In Sculpture my favorite piece was a multiple by David Adey at Luis de Jesus Gallery. A ceramic lamb sprouts a white/lilac neon halo. At a mere seven inches tall, the object could be overlooked were it not for the radiance of the extremely bright neon. It strikes me as the perfect marriage of medium and message. It is, I must add, expertly crafted with the white cords of the transformer exiting the lambs ass unapologetically. Indeed the divine can reveal itself in unexpected ways.
Adding to Adey’s success was the fact that the glow of the neon revealed a modulation in the surface of an adjacent painting of Heather Gwen Martin whose work I reviewed in a previous post. Were it not for the glare of the neon light, I might have missed that Martin’s painting contained a modulation of contrasting reds, one in a matte surface and one in a gloss. All this noticed in the din of activity of the opening night’s festivities. Martin’s painting, it must be said, continues her bravado paradigms handsomely.

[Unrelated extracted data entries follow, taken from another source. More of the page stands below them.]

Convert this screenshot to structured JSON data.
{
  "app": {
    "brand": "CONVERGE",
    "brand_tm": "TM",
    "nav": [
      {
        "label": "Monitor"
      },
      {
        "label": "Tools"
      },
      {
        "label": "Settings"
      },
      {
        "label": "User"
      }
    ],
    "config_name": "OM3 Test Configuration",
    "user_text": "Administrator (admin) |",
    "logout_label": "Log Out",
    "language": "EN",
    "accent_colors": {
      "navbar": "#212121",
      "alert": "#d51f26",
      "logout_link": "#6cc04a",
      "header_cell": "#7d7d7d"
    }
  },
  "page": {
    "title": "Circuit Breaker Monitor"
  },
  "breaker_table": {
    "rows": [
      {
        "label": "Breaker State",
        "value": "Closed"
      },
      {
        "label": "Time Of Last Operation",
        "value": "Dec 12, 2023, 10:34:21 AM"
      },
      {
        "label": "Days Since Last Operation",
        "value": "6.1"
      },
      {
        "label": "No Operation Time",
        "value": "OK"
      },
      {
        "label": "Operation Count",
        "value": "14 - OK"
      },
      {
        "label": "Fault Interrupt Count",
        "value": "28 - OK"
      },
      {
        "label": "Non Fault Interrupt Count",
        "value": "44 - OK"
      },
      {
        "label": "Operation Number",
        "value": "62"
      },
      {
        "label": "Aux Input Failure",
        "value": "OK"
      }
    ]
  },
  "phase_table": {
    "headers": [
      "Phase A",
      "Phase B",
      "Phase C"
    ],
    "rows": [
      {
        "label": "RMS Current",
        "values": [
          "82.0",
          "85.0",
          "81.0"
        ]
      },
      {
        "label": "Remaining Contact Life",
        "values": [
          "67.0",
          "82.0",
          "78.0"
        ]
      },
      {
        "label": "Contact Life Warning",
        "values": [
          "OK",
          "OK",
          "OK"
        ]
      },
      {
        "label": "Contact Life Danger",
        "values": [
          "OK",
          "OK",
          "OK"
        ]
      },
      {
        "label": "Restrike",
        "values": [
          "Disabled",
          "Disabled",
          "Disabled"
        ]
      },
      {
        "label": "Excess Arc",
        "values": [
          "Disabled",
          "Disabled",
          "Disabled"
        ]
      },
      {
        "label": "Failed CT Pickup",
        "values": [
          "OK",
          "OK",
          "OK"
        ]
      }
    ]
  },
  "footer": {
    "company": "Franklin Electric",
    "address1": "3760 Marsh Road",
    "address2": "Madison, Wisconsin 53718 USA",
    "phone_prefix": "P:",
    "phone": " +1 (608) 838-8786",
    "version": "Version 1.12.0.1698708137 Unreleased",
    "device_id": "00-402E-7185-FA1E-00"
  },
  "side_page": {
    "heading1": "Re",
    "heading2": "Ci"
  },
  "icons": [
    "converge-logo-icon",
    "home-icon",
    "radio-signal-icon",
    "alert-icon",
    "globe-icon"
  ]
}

Which brings me to my last entry of initial awe and lingering disappointment. I turned the corner and saw a large watercolor by Ken Solomon at Josee Bienvenu Gallery. Measuring easily four by seven feet, its scale impressed immediately. The image is a screenshot, if you will, of a Google image search with the word Lichtenstein. 45 thumbnail images of iconic Roy Lichtenstein paintings are expertly rendered in watercolor along with the Google logo and layout that has by now become so familiar. I can honestly say that I loved it last night thinking that it was a rather deft comment on how we consume images and how readily they are available for us. Yes it was art about art, but last night I also was convinced that it somehow had its finger on the pulse of the now. But let me explain why it faded in fondness as quickly as it produced my infatuation. The technique is accomplished but so accurate as to be soulless. In my estimation it could just as easily been a digital print. Yes, I noticed that one of the Paintings depicted is actually an Ed Ruscha but even that didn’t resonate. And as brimming with recognition of visual iconography as it demonstrates, it seems dated out of the gate. It doesn’t have a real voice. It is neither judgemental nor affectionate. And throughout the day it became soulless, pointless and trite. Even the press release paragraph offered by the gallery offers crutches of artspeak double talk: “He freezes screens to capture an enemy that drifts away, conspires and multiplies at the speed of light. Link after link, brush stroke after brush stroke, and with a good dose of humor the artist sends warning signals of a potential Google Tsunami.” Really? Really? For resonant commentary on media consumption one need only view the watercolors of Dave Muller. Now that’s art!
-Mario M. Muller, Los Angeles, Friday January 28th, 2011







Once again, a delight!
Thanks Alan, It is SO great to know that you’re following and soaking it up. Only wish we could TruffleHunt together some day soon.
MMM
What I like about this sort of post is the joy you get from the works. It’s not just a sort of critique, there is a narrative to the reactions you have which helps put me there. Appreciated friend.
Groovy. Thanks for the comment. One of these days we go TruffleHunting together.